Afin que la charge virale dans le sang reste indétectable, il faut maintenir une pression sans relâche sur le virus. Cette pression est exercée par le traitement, qui doit donc être pris quotidiennement, en veillant à ne pas oublier de prise et à respecter des intervalles réguliers entre les prises.

Etre « observant » au traitement signifie que l’on prend son traitement selon les horaires, les quantités et les modalités de prise définis par la prescription du médecin. Dans l’infection par le VIH, une bonne observance est un facteur déterminant du succès thérapeutique.

Un simple oubli de prise peut « relâcher » la pression sur le VIH, qui va alors se multiplier plus fortement. Le risque majeur est de voir apparaître de nouvelles populations de virus (ou souches virales) qui ont acquis, par mutation, des résistances au traitement que vous prenez. C’est comme si ces populations de virus apprenaient à se protéger du traitement pour pouvoir se multiplier, même en sa présence.

Afin que vous puissiez suivre votre traitement correctement, il est important que :

1 – vous ayez bien compris l’utilité du traitement, même si vous vous sentez bien sans lui. Dans le cas de l’infection par le VIH, on peut être amené à prendre un traitement, même si l’on ne se sent pas malade ;

2 – vous ayez bien compris les posologies (quantités à prendre), les moments de prise (repas ou non…) des différents médicaments. Au moindre doute, n’hésitez pas à poser vos questions à votre médecin ou votre pharmacien ;

3 – vous réussissiez à intégrer avec une gêne minimale la prise du traitement dans votre quotidien. En particulier, si vous avez un travail avec des horaires décalés, si vous êtes hébergé chez des proches et que vous ne pouvez pas/souhaitez pas mettre vos médicaments dans leur réfrigérateur, etc. ;

4 – vous trouviez des « trucs » pour vous rappeler que vous devez prendre vos médicaments : utiliser un pilulier, mettre les boîtes de médicaments à côté d’un objet usuel (cafetière, boîte à thé, trousse de toilette…), faire sonner votre portable à heure fixe, ou tout autre astuce qui se rattache à vos activités quotidiennes habituelles ;
5 – il est également important que vous discutiez avec votre médecin ou votre pharmacien de la conduite à tenir en cas de décalage ou d’oubli de prise.
Attention ! Si vous vous apercevez de votre oubli au moment de la prise suivante, il ne sert à rien de prendre une double dose. Cela peut même être dangereux.
Idéalement, il faut respecter les mêmes horaires de prise et garder un intervalle de temps toujours identique entre deux prises. Si vous partez-en voyage, parlez-en à votre médecin.
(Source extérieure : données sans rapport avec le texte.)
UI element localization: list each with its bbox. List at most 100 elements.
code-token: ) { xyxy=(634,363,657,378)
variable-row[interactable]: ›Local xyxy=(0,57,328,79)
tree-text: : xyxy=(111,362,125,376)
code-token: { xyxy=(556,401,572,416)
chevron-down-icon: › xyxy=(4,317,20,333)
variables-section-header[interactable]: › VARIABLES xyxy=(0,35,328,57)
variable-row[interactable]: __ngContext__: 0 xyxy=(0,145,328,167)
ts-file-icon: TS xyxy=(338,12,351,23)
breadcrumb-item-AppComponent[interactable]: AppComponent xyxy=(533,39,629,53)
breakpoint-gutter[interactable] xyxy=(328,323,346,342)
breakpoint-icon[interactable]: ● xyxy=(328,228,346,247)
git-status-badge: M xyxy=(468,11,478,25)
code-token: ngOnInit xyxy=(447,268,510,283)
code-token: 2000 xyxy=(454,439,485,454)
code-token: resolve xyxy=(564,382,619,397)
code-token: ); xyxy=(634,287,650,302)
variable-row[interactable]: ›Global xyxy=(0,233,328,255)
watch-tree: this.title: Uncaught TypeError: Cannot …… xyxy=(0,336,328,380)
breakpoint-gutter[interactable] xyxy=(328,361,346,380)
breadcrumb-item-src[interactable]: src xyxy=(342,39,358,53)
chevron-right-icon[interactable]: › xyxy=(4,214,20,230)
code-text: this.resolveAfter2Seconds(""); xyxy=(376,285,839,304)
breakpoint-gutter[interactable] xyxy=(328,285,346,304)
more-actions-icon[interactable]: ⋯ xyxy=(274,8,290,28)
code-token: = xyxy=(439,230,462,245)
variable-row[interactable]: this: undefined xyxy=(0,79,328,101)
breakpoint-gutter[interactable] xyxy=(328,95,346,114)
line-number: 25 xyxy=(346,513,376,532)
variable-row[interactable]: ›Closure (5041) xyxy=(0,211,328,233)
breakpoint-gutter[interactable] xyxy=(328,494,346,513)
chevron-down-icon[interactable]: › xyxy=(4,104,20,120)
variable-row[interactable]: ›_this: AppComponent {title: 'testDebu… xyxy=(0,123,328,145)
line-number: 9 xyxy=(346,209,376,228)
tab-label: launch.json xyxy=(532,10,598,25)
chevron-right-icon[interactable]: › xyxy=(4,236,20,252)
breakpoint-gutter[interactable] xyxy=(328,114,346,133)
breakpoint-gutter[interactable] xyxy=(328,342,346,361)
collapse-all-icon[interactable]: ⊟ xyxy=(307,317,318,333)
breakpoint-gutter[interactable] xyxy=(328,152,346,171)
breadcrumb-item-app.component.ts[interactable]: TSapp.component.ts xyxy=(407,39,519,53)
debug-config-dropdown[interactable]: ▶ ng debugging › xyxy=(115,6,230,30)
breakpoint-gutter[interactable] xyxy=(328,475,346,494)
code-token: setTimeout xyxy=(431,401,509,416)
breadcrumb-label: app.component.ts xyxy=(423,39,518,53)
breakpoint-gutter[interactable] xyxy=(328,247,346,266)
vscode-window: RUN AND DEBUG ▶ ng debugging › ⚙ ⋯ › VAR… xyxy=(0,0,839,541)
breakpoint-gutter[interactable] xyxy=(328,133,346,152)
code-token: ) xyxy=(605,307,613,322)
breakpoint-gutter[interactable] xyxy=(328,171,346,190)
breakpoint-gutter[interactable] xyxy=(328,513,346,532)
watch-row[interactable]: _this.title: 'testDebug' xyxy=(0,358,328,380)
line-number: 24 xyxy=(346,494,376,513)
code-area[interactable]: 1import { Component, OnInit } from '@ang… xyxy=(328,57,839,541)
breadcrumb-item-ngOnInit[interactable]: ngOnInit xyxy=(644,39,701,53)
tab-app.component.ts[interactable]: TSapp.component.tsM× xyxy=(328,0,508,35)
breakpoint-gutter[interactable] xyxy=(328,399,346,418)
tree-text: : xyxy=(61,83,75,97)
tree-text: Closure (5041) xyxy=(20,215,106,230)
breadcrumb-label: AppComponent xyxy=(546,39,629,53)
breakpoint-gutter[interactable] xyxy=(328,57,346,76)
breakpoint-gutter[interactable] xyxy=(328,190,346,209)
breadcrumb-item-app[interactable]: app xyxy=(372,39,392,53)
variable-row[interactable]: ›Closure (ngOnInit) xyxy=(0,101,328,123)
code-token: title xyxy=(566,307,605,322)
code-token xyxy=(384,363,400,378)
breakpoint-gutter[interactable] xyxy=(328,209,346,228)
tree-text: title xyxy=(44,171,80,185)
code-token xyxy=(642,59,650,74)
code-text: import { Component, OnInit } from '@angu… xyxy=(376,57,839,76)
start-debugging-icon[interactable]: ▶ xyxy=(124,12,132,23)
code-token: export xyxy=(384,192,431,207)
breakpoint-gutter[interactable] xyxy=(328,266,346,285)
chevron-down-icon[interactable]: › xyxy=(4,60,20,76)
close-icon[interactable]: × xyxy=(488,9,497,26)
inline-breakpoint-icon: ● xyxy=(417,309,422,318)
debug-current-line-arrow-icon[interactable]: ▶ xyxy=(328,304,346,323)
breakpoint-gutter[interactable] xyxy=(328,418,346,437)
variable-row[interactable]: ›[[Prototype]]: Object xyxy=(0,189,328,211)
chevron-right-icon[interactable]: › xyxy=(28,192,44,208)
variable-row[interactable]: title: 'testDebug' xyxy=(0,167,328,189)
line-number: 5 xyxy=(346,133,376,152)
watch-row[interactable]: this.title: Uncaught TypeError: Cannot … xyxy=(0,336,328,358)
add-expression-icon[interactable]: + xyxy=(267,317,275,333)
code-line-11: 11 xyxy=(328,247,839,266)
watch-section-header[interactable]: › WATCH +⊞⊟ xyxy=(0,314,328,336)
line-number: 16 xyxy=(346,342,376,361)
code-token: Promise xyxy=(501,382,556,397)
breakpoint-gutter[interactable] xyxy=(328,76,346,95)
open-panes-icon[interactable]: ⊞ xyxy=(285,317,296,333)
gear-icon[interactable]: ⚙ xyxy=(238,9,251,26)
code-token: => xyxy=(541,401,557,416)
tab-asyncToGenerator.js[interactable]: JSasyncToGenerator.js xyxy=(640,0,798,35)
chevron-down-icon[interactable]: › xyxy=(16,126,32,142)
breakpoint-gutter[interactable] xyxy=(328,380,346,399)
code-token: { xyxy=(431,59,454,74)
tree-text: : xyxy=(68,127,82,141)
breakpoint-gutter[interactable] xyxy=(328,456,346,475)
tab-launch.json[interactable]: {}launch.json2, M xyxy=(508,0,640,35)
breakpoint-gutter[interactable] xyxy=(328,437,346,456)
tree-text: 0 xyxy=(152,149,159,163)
Si vous sentez que votre motivation faiblit (effets indésirables qui deviennent vraiment gênants, contraintes, impression générale de découragement…), parlez à la personne de votre choix, pour le soutien, particulièrement à votre médecin. N’arrêtez jamais votre traitement du jour au lendemain sans avis médical.

En ce qui concerne les effets indésirables, il est souvent possible de trouver des solutions, et le mieux est d’en parler ! N’oubliez pas que c’est le VIH, et non le traitement, qui a le plus d’effets nocifs sur votre organisme, lorsqu’on lui permet de se multiplier !

Quant à la contrainte journalière du traitement, il existe aujourd’hui un choix important de traitements antirétroviraux dont la prise est mono ou biquotidienne, avec un nombre restreint de comprimés ou gélules. Idéalement, chaque traitement doit être adapté à chaque individu et à son mode de vie. Si vous sentez que votre traitement ne vous convient pas. Parlez-en à votre médecin pour un éventuel changement.